Ruth and Anthony what are your commitments to Isaac:
- We commit to creating an atmosphere where Isaac can explore faith openly.
- We commit to loving Isaac for who he is and not who we expect him to be.
- We commit to doing our best as parents even though we won’t always get it right.
- We commit to prayer and seeking advice from our community of faith and family as Isaac grows.

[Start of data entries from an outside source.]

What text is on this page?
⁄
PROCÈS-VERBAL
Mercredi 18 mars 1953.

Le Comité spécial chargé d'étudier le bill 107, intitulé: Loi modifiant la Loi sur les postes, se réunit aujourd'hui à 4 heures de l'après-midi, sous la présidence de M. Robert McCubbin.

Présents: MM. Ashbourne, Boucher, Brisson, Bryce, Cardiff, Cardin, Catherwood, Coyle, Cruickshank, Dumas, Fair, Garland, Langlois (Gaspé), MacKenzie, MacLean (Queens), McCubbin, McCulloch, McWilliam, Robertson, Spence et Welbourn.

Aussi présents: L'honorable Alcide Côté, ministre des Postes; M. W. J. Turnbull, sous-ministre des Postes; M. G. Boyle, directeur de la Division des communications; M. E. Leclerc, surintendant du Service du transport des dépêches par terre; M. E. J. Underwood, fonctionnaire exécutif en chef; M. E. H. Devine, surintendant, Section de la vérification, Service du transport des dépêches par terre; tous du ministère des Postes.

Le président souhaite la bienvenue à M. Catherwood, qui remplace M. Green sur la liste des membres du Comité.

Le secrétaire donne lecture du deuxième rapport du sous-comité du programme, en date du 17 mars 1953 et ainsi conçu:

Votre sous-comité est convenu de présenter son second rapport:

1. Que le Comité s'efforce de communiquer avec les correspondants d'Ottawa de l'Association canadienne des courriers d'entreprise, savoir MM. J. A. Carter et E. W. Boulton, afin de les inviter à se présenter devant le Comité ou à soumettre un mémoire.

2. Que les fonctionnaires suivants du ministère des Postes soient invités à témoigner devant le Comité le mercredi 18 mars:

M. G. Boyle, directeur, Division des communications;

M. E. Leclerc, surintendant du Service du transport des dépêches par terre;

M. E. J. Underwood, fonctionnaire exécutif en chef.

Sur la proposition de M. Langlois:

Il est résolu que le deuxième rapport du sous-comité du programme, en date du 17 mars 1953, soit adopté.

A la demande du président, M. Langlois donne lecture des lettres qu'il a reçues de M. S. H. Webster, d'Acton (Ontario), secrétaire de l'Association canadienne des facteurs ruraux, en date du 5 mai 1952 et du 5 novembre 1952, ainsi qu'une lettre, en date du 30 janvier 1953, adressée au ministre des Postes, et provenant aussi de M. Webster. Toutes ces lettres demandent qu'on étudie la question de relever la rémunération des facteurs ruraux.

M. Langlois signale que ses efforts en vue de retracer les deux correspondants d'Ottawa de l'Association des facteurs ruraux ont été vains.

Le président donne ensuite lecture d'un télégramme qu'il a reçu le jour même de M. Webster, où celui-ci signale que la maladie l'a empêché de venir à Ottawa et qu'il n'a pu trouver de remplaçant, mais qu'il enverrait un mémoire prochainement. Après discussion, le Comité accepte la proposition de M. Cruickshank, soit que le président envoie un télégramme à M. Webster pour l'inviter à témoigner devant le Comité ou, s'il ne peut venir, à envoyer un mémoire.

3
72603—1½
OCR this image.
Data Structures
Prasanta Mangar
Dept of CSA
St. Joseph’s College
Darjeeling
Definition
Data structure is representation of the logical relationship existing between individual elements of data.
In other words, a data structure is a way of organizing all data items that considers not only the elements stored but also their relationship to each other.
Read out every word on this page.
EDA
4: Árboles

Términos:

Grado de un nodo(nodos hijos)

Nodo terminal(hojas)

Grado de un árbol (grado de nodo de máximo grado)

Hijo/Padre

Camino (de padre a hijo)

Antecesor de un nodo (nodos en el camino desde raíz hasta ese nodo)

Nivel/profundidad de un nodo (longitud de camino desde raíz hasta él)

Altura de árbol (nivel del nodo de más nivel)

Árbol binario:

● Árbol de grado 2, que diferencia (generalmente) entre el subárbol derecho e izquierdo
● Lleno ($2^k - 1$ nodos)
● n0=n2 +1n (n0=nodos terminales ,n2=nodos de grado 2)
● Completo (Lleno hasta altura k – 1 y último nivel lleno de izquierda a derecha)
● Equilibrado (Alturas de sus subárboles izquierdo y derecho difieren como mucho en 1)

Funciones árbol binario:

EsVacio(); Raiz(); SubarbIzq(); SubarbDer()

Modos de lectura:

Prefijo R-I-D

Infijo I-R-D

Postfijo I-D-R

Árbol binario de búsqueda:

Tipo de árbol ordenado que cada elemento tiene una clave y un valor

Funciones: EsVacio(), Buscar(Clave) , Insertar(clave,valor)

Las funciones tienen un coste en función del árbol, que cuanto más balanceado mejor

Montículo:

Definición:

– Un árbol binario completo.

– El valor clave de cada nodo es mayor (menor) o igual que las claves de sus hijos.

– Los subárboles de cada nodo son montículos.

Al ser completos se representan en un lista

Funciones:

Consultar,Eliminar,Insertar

- We commit to standing with Isaac during failure, adversity and suffering.
7. Watering of the Tree
Grandparents first then Family and Friends
(Song: Return of the King, ipod)
8. Blessing for Isaac: Rach
Isaac. For you Jesus Christ has come and has lived; life in all its fullness. For you he endured the agony of Gethsemane and the darkness of the cross; with which we mark you now. For you he has uttered the cry, ‘It is accomplished!’ For you, he has triumphed over death; for you he prays at God’s right hand; all for you, little child, even though you do not know it.
The blessing of the God of Sarah and of Abraham
The blessing of the Son, born of Mary,
The blessing of the Spirit, who broods over us
As a mother over her children
Be with you now and forever
Amen.
9. Benediction
The LORD bless you and keep you; the LORD make his face shine on you and be gracious to you; the LORD turn his face toward you and give you peace.